İmalat-ı Harbiye ustaları Sanayi Mektebi'nden yetişiyordu. Sanayi mektepleri o zamanın makine mühendisliği fakülteleri ayarında eğitim kurumları.

Sanayi mektebi eğitimi sonrasında İmalat-ı Harbiye saflarında hayata atılan efendiler, bir yandan da o günlerin yeni modası futbolla ilgileniyorlar. İmalat-ı Harbiye fabrikalarının çeşitli kısımlarında (Tamir Atölyesi, Askerî Usta Mektebi, Top Dökümhanesi) futbol kulüpleri kuruluyor: Numune-i Sübyan, Gayret Gençlik, Besalet, Rehberi Sanayi Gücü, Tapa Gençlik..

Önce İzmir, daha sonra İstanbul ligi kurulmuş, müsabakalar başlamıştır. Fransız gözetmenlerin oluşturduğu lige, İmalat-ı Harbiye takımı da davet edilir. Ancak İmalat-ı Harbiye'yi tek takım temsil edecektir.

Aslında en akıllıcası da budur, İmalat-ı Harbiye'nin tüm kulüpleri bir araya gelmeli ve yeni bir kulüp oluşturmalıdır.
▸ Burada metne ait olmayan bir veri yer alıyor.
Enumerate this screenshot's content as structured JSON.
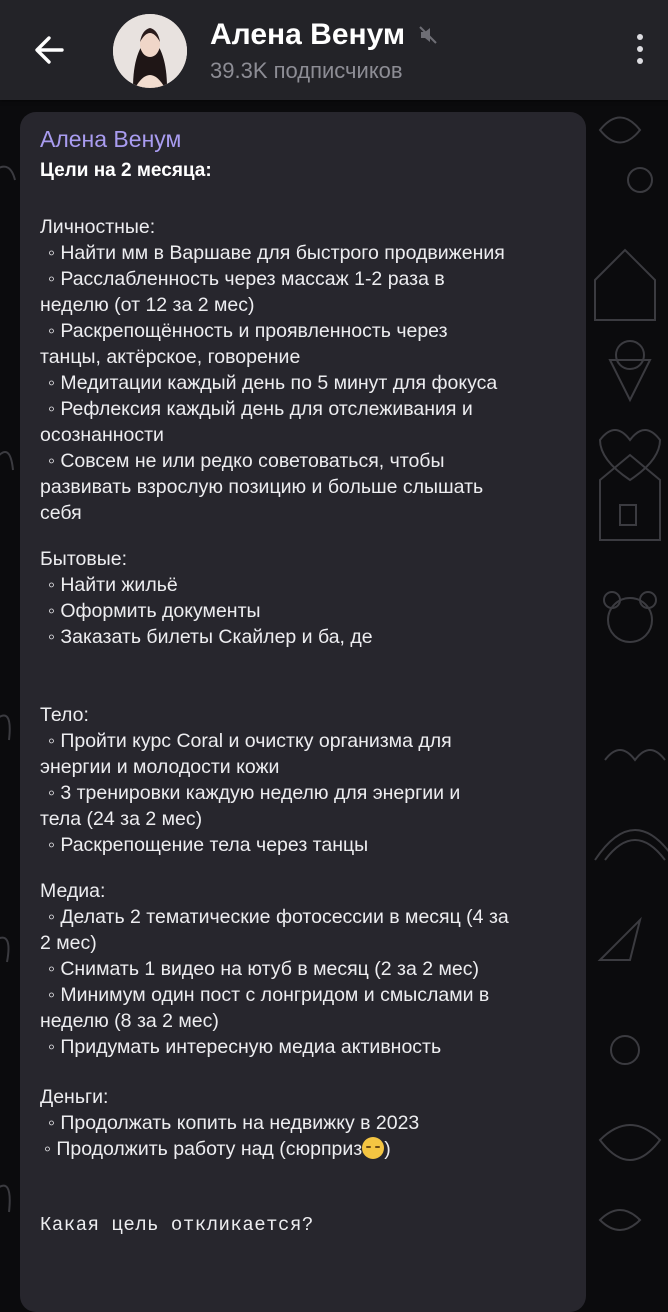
{
  "header": {
    "back_label": "Назад",
    "title": "Алена Венум",
    "subscribers": "39.3K подписчиков",
    "muted": true
  },
  "message": {
    "author": "Алена Венум",
    "title": "Цели на 2 месяца:",
    "lines": [
      "Личностные:",
      "◦  Найти мм в Варшаве для быстрого продвижения",
      "◦  Расслабленность через массаж 1-2 раза в",
      "неделю (от 12 за 2 мес)",
      "◦  Раскрепощённость и проявленность через",
      "танцы, актёрское, говорение",
      "◦  Медитации каждый день по 5 минут для фокуса",
      "◦  Рефлексия каждый день для отслеживания и",
      "осознанности",
      "◦  Совсем не или редко советоваться, чтобы",
      "развивать взрослую позицию и больше слышать",
      "себя",
      "Бытовые:",
      "◦  Найти жильё",
      "◦  Оформить документы",
      "◦  Заказать билеты Скайлер и ба, де",
      "Тело:",
      "◦  Пройти курс Coral и очистку организма для",
      "энергии и молодости кожи",
      "◦  3 тренировки каждую неделю для энергии и",
      "тела (24 за 2 мес)",
      "◦  Раскрепощение тела через танцы",
      "Медиа:",
      "◦  Делать 2 тематические фотосессии в месяц (4 за",
      "2 мес)",
      "◦  Снимать 1 видео на ютуб в месяц (2 за 2 мес)",
      "◦  Минимум один пост с лонгридом и смыслами в",
      "неделю (8 за 2 мес)",
      "◦  Придумать интересную медиа активность",
      "Деньги:",
      "◦  Продолжать копить на недвижку в 2023",
      "◦  Продолжить работу над (сюрприз",
      ")",
      "Какая цель откликается?"
    ]
  },
  "icons": {
    "back": "arrow-left-icon",
    "mute": "speaker-muted-icon",
    "more": "more-vertical-icon",
    "emoji": "smirking-face-emoji"
  },
  "colors": {
    "header_bg": "#232328",
    "bubble_bg": "#27262d",
    "author": "#a99cf0",
    "muted_text": "#8d8d95"
  }
}
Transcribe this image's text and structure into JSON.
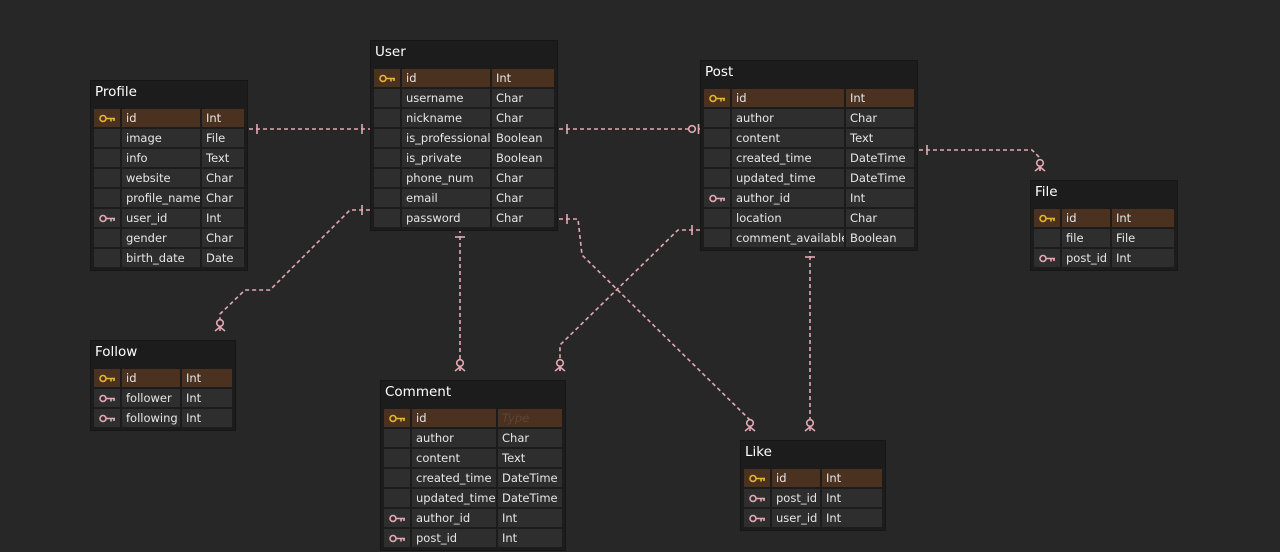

Bu amaçla adımlar atılır. Ancak, Ağah Orhan ve Şükrü Abbas meselesi çıkar. Aynı sınıfın iki seçkin öğrencisi olan Ağah Orhan ve Şükrü Abbas bir araya getirilemez.

Bu rekabet sona ermeyince iki ayrı kulüp kurulur. Ağah Orhan liderliğinde kurulan Altınörs İdmanyurdu, Şükrü Abbas liderliğinde Turan Sanatkarangücü. İki takım evraklarını da aynı gün mutasarrıflığa bildirir: 31 Ağustos 1910.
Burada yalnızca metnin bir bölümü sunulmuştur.